Don Satz refers to a Fanfare review of the Solere Clarinet Concertos on
Orfeo. As the Fanfare reviewer in question, I plead guilty to enthusiasm
and offer my review as corroborative evidence:
SOLERE Concerto for Two Clarinets in E-flat*. Clarinet Concerto in E-flat.
Concerto Espagnol - Dieter Klocker, Sandra Arnold* (cls); Milan Lajcik,
cond; Prague CO - ORFEO C 481 991 A (64:34)
If you haven't heard of Pedro Etienne Solere (1753-1817), don't worry:
I hadn't either, though I spend large chunks of my life grubbing round
obscure places where there might be interesting music to be discovered.
So imagine my astonished pleasure when I discover that this
composer-who-is-not-even-a-name-to-me wrote music that, quite literally,
made me shiver with delight. First things first, though; I'll give you
the score-sheet later.
Solere (not Soler, though who knows, he may have been a relation of Antonio
or Vicente Martin y Soler) was born in 1753 near the French border with
Spain, moving to Paris as a young man, where his clarinet playing gained
him establishment favor. He traveled widely as a virtuoso before being
appointed professor of clarinet when the Paris Conservatoire was founded.
And he was obviously a natural writer for his instrument when he sat down
with a pen: A competent command of structure and of scoring meant that he
could prepare the orchestra as a canvas over which to lay the foreground of
his instrument. The E-flat Concerto for solo clarinet seems to have been
composed largely by one Joseph Ignaz Schnabel (1767--1831), with Solere
enlivening the solo part, although the division of labor is not entirely
clear. Whatever the truth of it, it's enchanting--spontaneous, clear-cut,
melodically immediate, charming.
The two-clarinet concerto is something else. Once upon a time, when I was
a fifteen-year-old on a school trip to Switzerland, I was ensconced with a
few spotty coevals on a train (I can't remember where we were going but it
must have been important) when a group of Swiss soldiers climbed on board.

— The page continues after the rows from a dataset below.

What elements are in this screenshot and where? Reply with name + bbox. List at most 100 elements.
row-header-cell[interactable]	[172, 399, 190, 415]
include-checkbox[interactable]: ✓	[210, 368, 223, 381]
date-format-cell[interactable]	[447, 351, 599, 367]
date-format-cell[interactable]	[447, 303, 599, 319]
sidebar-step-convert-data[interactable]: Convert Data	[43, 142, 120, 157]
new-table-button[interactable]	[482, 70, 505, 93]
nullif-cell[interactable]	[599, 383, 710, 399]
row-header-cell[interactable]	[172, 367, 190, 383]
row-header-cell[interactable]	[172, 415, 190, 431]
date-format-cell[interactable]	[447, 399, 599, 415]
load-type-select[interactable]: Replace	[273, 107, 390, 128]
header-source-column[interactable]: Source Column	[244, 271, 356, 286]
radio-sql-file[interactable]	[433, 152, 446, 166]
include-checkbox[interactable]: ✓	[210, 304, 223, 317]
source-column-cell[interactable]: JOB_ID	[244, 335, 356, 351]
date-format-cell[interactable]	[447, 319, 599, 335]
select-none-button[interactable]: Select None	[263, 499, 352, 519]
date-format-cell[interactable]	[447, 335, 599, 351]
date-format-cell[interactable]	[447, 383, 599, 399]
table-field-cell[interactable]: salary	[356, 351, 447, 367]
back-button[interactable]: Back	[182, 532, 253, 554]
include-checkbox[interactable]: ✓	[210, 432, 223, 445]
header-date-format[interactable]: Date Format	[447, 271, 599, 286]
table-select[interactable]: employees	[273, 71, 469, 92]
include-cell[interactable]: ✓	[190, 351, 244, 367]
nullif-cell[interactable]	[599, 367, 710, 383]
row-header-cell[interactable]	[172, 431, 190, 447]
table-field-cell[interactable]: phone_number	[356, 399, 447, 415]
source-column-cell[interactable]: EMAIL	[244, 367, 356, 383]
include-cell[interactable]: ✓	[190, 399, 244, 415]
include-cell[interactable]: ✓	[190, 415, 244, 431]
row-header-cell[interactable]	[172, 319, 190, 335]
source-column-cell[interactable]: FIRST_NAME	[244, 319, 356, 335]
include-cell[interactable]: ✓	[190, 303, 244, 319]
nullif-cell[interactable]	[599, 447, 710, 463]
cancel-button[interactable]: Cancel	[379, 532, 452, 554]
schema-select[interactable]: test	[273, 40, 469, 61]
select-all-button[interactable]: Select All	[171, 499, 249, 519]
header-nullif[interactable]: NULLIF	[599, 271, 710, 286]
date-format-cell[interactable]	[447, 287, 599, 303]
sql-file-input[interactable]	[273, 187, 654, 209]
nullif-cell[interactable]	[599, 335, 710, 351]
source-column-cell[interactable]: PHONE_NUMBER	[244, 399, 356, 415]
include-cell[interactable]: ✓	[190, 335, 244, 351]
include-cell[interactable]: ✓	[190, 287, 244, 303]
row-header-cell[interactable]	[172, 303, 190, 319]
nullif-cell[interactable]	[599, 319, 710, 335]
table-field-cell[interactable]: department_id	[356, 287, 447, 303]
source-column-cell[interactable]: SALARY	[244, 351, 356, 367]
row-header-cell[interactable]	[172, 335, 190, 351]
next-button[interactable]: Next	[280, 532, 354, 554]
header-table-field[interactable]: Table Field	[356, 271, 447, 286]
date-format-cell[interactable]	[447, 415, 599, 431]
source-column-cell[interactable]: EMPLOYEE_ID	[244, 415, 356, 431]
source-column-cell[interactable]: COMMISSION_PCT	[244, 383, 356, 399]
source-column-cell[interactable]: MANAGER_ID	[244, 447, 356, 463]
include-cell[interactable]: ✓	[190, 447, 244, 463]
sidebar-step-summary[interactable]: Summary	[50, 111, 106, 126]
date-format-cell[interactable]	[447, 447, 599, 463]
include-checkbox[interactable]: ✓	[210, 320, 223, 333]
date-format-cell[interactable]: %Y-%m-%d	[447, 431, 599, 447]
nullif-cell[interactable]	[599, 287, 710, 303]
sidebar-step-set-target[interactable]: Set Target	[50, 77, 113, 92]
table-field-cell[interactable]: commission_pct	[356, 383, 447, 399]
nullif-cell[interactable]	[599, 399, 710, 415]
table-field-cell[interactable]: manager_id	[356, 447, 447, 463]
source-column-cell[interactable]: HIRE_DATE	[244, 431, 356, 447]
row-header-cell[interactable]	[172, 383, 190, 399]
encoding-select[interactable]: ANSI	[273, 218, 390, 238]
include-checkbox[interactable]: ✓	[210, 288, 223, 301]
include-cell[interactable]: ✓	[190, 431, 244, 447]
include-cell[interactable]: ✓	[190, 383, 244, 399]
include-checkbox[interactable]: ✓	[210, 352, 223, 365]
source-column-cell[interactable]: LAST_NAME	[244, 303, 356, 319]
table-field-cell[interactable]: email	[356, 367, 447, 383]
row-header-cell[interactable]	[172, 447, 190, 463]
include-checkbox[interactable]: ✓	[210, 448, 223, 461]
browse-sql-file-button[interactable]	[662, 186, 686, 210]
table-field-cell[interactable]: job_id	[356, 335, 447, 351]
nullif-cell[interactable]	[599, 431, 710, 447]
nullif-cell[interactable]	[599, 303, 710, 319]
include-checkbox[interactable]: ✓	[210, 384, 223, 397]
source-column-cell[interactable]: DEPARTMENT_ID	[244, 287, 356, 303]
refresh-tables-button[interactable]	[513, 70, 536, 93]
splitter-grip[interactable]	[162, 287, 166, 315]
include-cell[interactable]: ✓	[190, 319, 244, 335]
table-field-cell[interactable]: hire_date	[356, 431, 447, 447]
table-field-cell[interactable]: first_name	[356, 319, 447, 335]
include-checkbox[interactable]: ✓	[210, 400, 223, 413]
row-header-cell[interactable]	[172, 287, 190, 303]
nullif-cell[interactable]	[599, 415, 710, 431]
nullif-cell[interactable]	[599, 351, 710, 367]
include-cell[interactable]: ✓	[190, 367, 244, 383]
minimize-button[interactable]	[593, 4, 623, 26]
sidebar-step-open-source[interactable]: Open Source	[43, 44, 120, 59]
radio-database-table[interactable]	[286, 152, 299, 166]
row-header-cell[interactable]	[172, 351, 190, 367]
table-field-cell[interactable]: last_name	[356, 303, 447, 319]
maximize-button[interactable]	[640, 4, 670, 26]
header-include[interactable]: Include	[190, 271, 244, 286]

These chaps were big mothers and we schoolboys gulped and sat back against
our seats. But when the soldiers sat down, they began to sing, to yodel,
for the entire length of our journey, so wonderfully that it was only the
fear of abandonment that got me off the train. I hadn't thought about that
journey for nearly three decades--until I played this disc. The
two-clarinet concerto opens the CD, and I didn't know what to expect of
this unknown Solere--then the yodeling starts! And it really does sound
like my dimly remembered Swiss soldiers: Spontaneous counterpoint,
involved textures that nonetheless have nothing of the academic about them
at all--with the same sense of exhilarated surprise that leaves me gurgling
with pleasure. Not only that: The sound of two clarinets out on a caper
is like nothing else--it thrills and tickles at the same time.
A last word about the Concerto Espagnol: expansive first movement,
slow-movement Romanza with a juicy drone in the trio--and, ear-jerkingly,
a percussion-fizzed fandango as a closing movement.
Dieter Klocker plays with liquid suavity in all three works, joined
in elegant loquacity in the double concerto by Sandra Arnold, the whole
brightly accompanied by the Prague Chamber Orchestra. The clarinet tone
in these recordings is so faithfully reproduced that you feel like sliding
I promised a score-sheet: 5/10 on the harmony, which is pretty
conventional, but straight gold stars on everything else. This is a
wonderful recording, and you will feel much the better for listening to
it. Indeed, if you're looking for an unusual Christmas card, buy a stock
of them and make all your friends as happy as you will be. You want one
word to buttonhole this disc? Easy: Magical.